自分に厳しい完全主義者!稲見萌寧がここまで強くなった理由

ツアーで1勝しかあげていない頃に「賞金女王は当たり前」と発言!

2021/11/15 ゴルフサプリ編集部



伊藤園レディスで2021年8勝目をあげた稲見萌寧

賞金王争いのトップを走る稲見萌寧。伊藤園レディスの優勝で僅差に迫ってきた古江彩佳との差を広げた。ここまで強くなれた理由は何なのだろうか?まだツアー1勝しかあげていない頃の発言から振り返ってみた。
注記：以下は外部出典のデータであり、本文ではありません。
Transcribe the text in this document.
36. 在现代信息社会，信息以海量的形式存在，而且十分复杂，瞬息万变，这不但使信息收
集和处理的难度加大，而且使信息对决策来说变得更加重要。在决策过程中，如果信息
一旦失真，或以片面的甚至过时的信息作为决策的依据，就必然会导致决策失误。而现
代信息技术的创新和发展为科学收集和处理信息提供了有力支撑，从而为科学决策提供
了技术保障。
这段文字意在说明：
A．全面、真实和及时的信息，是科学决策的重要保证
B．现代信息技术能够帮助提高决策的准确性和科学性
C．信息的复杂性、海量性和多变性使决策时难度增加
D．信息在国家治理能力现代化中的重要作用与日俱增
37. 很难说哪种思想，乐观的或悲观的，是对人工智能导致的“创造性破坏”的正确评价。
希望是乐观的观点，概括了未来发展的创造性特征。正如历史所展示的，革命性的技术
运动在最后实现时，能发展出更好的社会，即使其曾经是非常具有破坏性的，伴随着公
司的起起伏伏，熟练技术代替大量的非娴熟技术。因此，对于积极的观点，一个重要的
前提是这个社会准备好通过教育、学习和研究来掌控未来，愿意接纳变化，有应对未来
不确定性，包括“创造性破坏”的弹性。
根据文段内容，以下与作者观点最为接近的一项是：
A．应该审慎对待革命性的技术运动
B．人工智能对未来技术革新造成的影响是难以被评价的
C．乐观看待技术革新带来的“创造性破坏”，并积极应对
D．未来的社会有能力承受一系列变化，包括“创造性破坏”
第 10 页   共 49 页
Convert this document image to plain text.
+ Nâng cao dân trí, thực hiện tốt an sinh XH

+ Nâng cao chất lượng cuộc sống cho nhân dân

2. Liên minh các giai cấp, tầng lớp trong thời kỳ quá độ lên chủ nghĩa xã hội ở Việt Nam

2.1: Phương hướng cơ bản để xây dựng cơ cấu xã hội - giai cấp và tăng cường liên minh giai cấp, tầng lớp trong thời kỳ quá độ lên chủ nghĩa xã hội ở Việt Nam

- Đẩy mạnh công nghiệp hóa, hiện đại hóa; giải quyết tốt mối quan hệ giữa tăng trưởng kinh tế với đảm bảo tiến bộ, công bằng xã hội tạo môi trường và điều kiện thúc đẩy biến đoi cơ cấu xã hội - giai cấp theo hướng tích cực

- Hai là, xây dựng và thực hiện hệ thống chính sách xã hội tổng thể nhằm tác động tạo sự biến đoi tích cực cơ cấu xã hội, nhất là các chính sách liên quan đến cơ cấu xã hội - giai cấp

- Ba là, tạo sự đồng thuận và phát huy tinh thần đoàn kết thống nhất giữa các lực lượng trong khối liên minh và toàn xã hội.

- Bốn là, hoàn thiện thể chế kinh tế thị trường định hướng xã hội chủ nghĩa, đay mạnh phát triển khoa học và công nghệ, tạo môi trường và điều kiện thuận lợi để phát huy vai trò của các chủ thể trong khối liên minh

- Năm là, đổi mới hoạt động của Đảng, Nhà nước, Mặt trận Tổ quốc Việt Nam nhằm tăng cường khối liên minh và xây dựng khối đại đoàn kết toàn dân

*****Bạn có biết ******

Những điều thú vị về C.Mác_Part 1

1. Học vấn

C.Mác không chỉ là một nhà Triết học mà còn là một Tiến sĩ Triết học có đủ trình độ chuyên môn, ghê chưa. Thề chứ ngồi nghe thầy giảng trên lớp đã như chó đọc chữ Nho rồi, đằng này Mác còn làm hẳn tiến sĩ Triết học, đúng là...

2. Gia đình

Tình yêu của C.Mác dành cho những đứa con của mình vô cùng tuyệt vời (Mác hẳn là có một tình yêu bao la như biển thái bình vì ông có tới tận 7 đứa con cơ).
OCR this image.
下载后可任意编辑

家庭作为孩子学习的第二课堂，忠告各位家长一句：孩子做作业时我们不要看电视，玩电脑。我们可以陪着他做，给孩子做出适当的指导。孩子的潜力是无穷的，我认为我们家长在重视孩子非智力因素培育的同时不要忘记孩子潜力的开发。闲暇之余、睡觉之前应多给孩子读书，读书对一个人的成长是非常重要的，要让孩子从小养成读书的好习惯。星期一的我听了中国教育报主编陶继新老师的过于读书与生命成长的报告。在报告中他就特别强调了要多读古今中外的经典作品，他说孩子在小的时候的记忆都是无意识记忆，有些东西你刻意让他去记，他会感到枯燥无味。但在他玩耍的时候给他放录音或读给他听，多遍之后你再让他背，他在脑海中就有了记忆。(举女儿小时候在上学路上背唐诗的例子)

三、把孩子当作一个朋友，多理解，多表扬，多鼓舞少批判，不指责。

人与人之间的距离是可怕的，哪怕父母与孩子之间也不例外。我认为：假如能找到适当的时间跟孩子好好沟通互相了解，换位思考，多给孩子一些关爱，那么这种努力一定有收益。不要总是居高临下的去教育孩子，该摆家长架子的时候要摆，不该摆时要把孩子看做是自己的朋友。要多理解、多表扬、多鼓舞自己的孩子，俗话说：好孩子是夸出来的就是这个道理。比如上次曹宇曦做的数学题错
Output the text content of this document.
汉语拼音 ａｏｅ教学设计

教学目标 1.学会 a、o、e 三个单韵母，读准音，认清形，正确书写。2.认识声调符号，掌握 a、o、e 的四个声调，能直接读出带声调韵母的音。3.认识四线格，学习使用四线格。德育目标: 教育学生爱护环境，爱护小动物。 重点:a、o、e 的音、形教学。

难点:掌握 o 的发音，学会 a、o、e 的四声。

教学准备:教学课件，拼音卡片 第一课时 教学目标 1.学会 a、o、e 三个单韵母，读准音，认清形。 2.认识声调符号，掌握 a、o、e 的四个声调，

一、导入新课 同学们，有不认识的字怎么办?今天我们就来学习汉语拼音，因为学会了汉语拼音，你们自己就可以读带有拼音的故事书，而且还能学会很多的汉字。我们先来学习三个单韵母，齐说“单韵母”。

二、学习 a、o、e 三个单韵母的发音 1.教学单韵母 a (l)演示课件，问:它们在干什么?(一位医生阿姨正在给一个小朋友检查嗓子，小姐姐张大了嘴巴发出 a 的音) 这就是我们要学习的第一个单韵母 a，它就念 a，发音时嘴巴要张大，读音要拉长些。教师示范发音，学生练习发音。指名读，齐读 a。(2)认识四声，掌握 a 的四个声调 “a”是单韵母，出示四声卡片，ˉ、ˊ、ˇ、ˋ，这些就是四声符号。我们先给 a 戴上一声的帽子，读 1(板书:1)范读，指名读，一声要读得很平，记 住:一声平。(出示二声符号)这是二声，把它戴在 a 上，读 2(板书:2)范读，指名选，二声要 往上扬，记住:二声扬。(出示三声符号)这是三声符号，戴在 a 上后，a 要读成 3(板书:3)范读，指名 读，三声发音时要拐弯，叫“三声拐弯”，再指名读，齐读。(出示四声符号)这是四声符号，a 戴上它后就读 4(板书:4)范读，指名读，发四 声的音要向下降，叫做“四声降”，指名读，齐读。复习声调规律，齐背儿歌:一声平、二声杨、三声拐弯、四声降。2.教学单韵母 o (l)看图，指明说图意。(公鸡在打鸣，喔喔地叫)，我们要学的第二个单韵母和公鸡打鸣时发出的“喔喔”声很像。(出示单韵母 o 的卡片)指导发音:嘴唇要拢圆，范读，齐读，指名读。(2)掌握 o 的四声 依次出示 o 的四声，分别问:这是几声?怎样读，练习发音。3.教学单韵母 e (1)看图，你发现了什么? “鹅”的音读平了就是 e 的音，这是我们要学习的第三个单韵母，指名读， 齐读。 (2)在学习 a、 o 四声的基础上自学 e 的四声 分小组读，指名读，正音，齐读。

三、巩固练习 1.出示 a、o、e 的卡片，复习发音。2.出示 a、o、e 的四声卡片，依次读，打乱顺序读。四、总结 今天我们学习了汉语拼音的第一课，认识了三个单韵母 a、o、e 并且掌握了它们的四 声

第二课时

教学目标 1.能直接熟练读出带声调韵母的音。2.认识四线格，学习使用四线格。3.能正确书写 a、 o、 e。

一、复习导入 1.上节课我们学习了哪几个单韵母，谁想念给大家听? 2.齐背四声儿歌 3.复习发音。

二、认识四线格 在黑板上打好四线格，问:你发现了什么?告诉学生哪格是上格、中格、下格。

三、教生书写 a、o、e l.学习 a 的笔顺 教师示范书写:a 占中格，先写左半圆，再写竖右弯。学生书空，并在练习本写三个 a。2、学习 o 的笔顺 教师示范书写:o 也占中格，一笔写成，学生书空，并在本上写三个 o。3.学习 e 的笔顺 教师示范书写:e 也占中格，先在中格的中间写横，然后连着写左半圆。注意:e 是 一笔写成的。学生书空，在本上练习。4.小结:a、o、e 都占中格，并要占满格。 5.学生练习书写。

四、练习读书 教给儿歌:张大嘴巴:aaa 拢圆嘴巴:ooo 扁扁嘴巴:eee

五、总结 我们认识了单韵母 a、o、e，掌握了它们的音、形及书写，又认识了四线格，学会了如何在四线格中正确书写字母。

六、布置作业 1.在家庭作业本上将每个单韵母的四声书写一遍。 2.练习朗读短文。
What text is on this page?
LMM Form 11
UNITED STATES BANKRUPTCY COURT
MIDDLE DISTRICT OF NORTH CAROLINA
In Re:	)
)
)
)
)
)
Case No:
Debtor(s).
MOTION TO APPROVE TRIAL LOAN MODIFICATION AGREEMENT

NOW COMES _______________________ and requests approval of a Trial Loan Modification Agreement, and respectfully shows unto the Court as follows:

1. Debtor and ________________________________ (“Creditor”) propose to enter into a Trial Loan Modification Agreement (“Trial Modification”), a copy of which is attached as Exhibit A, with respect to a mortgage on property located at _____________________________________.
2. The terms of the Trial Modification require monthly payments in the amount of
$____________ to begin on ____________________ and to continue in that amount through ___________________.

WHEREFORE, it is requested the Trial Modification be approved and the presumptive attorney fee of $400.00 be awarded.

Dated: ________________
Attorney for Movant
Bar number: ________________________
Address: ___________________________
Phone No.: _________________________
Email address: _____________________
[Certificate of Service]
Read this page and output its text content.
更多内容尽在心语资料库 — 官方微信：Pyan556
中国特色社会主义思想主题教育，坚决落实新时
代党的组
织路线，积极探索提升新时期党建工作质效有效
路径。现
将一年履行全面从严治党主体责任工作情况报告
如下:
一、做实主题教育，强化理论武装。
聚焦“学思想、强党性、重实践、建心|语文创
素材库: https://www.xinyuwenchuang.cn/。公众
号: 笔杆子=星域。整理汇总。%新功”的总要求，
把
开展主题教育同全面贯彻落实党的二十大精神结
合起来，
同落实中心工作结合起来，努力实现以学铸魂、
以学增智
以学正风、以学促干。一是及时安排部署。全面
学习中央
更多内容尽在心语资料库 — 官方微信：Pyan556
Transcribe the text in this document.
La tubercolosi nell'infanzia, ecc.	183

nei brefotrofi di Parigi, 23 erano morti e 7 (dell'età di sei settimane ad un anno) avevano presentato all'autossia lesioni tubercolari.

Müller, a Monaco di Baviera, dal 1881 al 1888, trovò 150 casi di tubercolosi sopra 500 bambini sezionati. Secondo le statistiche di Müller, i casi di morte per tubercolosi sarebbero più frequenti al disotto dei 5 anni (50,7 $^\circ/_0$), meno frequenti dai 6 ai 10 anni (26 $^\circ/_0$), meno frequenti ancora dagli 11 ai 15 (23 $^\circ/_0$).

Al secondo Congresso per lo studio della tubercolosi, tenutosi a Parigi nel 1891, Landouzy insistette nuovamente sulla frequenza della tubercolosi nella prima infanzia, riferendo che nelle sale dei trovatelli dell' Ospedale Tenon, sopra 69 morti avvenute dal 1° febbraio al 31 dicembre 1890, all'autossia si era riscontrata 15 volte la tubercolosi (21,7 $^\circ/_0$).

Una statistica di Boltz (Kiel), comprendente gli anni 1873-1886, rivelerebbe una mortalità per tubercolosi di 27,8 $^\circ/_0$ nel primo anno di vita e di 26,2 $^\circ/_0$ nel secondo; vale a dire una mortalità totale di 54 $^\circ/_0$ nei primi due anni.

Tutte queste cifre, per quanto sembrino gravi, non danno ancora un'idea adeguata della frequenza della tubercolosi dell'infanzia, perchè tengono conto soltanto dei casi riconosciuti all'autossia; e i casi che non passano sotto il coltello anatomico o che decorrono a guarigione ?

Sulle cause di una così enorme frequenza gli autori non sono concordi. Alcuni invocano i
賞金女王は当たり前。通算30勝して永久シード選手になる。初優勝は単なる通過点。すべて稲見萌寧の言葉だ。

9打差圧勝を飾った伊藤園レディスが2021年8勝目。東京オリンピックの銀メダリストにもなり、22歳にして通算10勝を挙げて賞金女王にまっしぐら。そんな今なら、さほど驚くにはあたらない。

しかし、これの話を聞いたのは、コロナ禍、試合がことごとく中止になった2020年前半のこと。稲見はまだ2019年センチュリー21レディスで1勝を挙げただけの頃だった。それでも、不思議とビッグマウスには全く聞こえなかった。これだけのことを心に決めながら「遠い目標はダメなんです。近い目標を立てて、どうするかを考えていくタイプ」という言葉のせいだろうか。それともひたすら練習に打ち込む姿のせいだったろうか。

2020年に試合が再開されると、まずはスタンレーレディスで1勝。2021年になるととんでもない勝率で一気に五輪の日本代表の座を勝ち取り、銀メダルを手にしたのは今更説明するまでもないだろう。

その裏には、自分に厳しい完全主義がある。同時に、それで自分を追いつ過ぎることをすでに経験し「ミスの許容範囲を広くする」と、試行錯誤を繰り返してきた姿がある。

小祝さくらを抜いて賞金ランキング首位に立ったのは、9月の日本女子プロゴルフ選手権に勝った時のこと。終盤にきて4戦3勝の古江彩佳に猛追されて、約400万円差に肉薄されたのが、1週前のTOTOジャパンクラシックだった。それでも、ランキング首位は譲らない2位を死守。続く今大会優勝で、再び差を広げている。

「賞金女王は当たり前」という稲見と「意識しない」と言い切ってシーズン終了後の米ツアー挑戦に目標を置く古江。タイトルを争っている選手が、これほど毎週のように優勝争いを繰り広げるシーズンは珍しい。心身ともに力尽きたり、プレッシャーに押しつぶされそうになって、他の選手が割って入ることが多いからだ。

ほとんどが優勝争いでのタイトル争いが続くのは、見ている者にとっては目が離せない最高のもの。このまま最後まで手に汗握る戦いを見せて欲しいものだ。

その一方で気になるのは、シーズン終盤にきて稲見がひどい腰痛に見舞われていることだ。プロアスリートに故障はつきものだが、まだ22歳と先は長い。

猛練習が身上の上に、試合があるのは当たり前ではないというコロナ禍での意識の変化。さらに東京五輪前後の超ハードスケジュールなど考えられる理由はたくさんある。1試合棄権して1試合欠場。その後は痛み止めを使いながらの連戦で踏ん張るラストスパートの影響が、将来に残らないことを心から祈りたい。海外志向はあまり強くなくとも、五輪で銀メダルを獲得した実力は、メジャーの舞台でも優勝争いができる可能性を秘めているのだから。